Newly renovated low-income housing units in Boston earned awards for green design and building but flunked indoor air-quality tests, a new study shows. Researchers found potentially carcinogenic levels of toxic chemicals in the remodeled homes before and after residents moved in. All of the 30 eco-friendly homes in the study had risky indoor air concentrations for at least one chemical.
"Even in green buildings, building materials contain chemicals that we're concerned about from a health perspective," said lead author Robin Dodson, a researcher at Silent Spring Institute in Newton, Massachusetts. "We should not only think about the efficiency of the building but the health of the building," she said in a phone interview. The hazards seemed to come both from materials used to renovate the housing units as well as from occupants' furnishings and personal-care products, the study found.
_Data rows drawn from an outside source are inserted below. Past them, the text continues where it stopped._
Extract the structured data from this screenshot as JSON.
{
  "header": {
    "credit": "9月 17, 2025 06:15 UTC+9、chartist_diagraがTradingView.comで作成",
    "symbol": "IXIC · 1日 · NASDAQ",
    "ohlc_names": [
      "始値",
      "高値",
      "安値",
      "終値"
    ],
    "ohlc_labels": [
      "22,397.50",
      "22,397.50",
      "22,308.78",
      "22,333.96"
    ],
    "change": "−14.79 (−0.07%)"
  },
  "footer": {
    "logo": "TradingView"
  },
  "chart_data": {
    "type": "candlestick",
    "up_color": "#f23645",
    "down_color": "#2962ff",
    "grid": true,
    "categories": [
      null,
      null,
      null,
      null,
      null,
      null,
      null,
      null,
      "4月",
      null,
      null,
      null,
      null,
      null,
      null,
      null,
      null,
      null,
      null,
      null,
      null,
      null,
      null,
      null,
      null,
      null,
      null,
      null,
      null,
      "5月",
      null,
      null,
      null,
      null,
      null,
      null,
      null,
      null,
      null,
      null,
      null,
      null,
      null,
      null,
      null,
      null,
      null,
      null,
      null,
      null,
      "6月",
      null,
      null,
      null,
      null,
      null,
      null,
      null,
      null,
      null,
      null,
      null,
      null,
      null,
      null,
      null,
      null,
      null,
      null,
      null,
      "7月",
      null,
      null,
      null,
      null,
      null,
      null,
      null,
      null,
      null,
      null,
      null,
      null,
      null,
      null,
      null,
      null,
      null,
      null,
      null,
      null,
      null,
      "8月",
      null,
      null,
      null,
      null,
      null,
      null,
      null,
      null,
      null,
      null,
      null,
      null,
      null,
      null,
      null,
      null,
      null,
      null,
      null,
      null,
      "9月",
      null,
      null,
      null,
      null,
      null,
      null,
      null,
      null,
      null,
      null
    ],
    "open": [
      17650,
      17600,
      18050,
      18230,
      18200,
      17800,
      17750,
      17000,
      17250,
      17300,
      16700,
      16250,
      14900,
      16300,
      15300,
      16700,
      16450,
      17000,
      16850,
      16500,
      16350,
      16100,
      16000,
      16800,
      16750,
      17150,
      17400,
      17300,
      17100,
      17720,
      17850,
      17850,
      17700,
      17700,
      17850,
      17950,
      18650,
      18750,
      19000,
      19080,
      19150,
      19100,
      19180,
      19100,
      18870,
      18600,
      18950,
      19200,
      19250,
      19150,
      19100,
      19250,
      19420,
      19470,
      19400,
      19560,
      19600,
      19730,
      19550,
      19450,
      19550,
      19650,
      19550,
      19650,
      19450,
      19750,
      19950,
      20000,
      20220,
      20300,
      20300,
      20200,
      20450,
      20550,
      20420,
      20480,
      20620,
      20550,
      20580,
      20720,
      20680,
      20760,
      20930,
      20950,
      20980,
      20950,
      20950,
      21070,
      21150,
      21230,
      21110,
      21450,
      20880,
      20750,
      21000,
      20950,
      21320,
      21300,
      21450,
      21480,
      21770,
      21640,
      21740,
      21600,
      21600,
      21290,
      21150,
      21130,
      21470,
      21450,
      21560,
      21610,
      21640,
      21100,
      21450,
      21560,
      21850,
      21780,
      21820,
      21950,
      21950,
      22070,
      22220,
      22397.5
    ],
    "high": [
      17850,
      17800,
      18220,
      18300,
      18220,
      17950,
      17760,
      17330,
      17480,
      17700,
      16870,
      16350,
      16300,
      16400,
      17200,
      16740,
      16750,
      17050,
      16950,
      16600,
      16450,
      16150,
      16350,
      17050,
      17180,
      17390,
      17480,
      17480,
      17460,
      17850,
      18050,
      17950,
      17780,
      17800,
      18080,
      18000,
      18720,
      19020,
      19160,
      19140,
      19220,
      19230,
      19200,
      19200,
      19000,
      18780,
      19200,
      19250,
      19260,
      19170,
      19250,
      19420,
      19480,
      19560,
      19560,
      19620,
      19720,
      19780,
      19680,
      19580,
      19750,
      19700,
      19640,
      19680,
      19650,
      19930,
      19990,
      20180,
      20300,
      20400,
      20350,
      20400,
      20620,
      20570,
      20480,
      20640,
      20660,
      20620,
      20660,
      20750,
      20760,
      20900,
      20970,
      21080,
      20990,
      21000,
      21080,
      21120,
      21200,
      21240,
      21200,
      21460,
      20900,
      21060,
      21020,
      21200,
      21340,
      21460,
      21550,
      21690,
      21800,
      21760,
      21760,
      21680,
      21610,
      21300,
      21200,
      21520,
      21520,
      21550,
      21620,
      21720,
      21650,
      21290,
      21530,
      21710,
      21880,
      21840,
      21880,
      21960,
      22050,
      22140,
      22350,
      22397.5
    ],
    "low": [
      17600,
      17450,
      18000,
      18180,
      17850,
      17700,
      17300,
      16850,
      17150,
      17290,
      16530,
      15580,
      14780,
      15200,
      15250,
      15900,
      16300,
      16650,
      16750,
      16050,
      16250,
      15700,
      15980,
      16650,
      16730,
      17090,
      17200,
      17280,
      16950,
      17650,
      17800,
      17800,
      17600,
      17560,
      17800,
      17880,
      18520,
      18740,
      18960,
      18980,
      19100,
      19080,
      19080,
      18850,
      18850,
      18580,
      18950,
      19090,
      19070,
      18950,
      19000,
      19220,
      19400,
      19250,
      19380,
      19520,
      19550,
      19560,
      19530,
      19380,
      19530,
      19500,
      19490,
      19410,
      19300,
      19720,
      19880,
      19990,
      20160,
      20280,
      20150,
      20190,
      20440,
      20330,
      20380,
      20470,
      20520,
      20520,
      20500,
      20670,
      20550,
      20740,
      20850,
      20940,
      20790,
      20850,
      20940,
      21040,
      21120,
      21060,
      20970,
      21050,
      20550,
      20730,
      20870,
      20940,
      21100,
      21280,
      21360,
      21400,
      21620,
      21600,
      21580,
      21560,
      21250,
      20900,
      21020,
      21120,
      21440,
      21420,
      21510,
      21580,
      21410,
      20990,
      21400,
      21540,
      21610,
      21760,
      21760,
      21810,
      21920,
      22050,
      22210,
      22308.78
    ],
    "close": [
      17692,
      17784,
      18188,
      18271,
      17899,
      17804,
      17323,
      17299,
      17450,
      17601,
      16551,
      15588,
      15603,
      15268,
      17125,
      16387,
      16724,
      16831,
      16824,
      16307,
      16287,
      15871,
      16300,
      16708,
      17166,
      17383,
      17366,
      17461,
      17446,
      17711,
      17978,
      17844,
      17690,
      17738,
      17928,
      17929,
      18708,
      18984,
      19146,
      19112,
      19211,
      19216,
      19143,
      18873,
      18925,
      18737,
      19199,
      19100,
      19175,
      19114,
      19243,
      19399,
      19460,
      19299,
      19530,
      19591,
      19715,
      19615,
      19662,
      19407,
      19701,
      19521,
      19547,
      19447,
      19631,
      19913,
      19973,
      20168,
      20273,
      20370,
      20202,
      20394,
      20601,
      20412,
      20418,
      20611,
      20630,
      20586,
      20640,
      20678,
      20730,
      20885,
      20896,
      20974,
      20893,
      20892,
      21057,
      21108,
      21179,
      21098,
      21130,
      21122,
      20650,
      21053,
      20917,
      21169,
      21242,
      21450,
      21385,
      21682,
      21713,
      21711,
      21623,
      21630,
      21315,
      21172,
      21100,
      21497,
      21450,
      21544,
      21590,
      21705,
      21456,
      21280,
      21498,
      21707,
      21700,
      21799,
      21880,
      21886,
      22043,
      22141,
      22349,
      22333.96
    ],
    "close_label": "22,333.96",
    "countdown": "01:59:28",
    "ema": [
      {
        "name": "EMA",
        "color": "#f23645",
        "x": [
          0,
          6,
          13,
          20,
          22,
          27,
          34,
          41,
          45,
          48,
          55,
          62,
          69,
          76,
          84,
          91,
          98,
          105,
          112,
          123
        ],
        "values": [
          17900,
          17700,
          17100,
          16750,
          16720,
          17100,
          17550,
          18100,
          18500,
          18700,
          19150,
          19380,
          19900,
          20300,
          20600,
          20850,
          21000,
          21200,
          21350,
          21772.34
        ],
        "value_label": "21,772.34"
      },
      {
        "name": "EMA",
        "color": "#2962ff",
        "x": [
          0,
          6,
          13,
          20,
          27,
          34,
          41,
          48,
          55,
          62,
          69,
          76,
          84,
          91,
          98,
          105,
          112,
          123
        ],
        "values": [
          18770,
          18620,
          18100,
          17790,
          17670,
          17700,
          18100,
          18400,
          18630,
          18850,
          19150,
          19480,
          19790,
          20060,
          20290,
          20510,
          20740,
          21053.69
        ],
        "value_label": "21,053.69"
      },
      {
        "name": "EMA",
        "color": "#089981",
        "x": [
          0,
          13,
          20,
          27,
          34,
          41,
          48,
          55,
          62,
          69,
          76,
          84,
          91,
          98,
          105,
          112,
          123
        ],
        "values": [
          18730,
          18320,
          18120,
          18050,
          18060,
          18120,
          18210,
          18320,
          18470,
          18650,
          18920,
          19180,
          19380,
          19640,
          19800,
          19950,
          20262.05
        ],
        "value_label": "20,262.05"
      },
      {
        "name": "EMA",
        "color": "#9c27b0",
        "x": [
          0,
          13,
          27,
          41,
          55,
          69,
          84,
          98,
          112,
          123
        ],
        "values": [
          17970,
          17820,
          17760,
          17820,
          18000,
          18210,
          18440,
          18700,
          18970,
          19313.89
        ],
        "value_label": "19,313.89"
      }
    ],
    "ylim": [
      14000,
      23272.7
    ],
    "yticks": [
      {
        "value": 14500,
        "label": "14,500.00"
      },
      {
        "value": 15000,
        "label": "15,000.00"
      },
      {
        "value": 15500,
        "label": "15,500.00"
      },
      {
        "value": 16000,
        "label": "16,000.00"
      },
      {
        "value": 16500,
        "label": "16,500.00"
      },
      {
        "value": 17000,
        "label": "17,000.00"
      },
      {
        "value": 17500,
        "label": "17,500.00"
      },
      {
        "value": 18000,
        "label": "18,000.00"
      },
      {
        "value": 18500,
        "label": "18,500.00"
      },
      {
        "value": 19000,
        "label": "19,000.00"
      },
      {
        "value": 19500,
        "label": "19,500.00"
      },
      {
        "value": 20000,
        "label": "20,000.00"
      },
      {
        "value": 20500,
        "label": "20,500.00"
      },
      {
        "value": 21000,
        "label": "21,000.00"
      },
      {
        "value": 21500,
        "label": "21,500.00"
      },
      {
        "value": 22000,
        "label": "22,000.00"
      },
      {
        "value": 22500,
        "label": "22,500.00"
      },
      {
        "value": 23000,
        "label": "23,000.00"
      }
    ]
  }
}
"Synthetic chemicals are ubiquitous in modern life," said co-author Gary Adamkiewicz, an environmental health professor at Harvard T.H. Chan School of Public Health in Boston. "They're in new housing, old housing, green housing, conventional housing and high- and low-income housing," he said by email.
As reported in Environment International, Dodson, Adamkiewicz and colleagues collected air and dust samples from 10 renovated units before occupancy and from 27 units one to nine months after residents moved in between July 2013 and January 2014. By testing the homes before and after they were occupied, investigators were able to trace the presence of nearly 100 chemicals with known or suspected health concerns to the renovation, the residents or a combination.
Both before and after occupancy, all the tested units had indoor air concentrations of formaldehyde that exceeded the US Environmental Protection Agency's cancer-based screening level. The researchers expected formaldehyde, which has been associated with allergy and asthma, might leach out of building materials, and they found evidence that it did. But because formaldehyde emissions remained high after occupancy, the research team suspected that residents also brought formaldehyde in personal-care products.
Researchers also believe that flame retardants, which are suspected of causing cancer and diminishing male fertility, had been added to the building insulation. To their surprise, they found chemicals used in sunscreen, nail polish and perfumes being emitted from building materials, possibly because they had been added to paint or floor finishes, Dodson said.
Residents appear to have brought into the renovated homes a number of health-disturbing chemicals, including antimicrobials, flame retardants, plastics and fragrances. Flame retardant BDE-47, which appeared after residents moved in, has been banned since 2005. Dodson assumes residents carried the compound into their homes, possibly in second-hand furniture.
Consumers could improve household air quality by using products free of fragrance and other seemingly innocuous but harmful ingredients, Dodson said. But the onus should not be on consumers, she said. "Why are manufacturers even allowed to use these chemicals in their products?" she said.
Green building standards should be broadened to prohibit use of hazardous chemicals, she said. Tom Lent, policy director of the nonprofit Healthy Building Network in Berkeley, California, said the study provides important clues about which hazardous chemicals are being released from building materials so that green buildings can be constructed to be both energy-efficient and healthy.
"There does not need to be a conflict," Lent, who was not involved with the study, said in an email. But the conflict between energy-efficient building and the need to reduce toxic indoor air emissions has existed for 15 years, Asa Bradman said by email. Bradman, associate director of the Center for Environmental Research and Children's Health at the University of California, Berkeley, was not involved with the study.
Adamkiewicz recently completed another study that suggests green buildings can be healthy, or at least healthier, he said. He studied families who moved from old, conventional housing to new, green public housing units in Boston. The new buildings were designed to save energy and reduce exposures to indoor pollutants. In the green units, adults wheezed and coughed less and suffered fewer headaches, he found, and children missed fewer school days and had fewer asthma attacks and hospitalizations.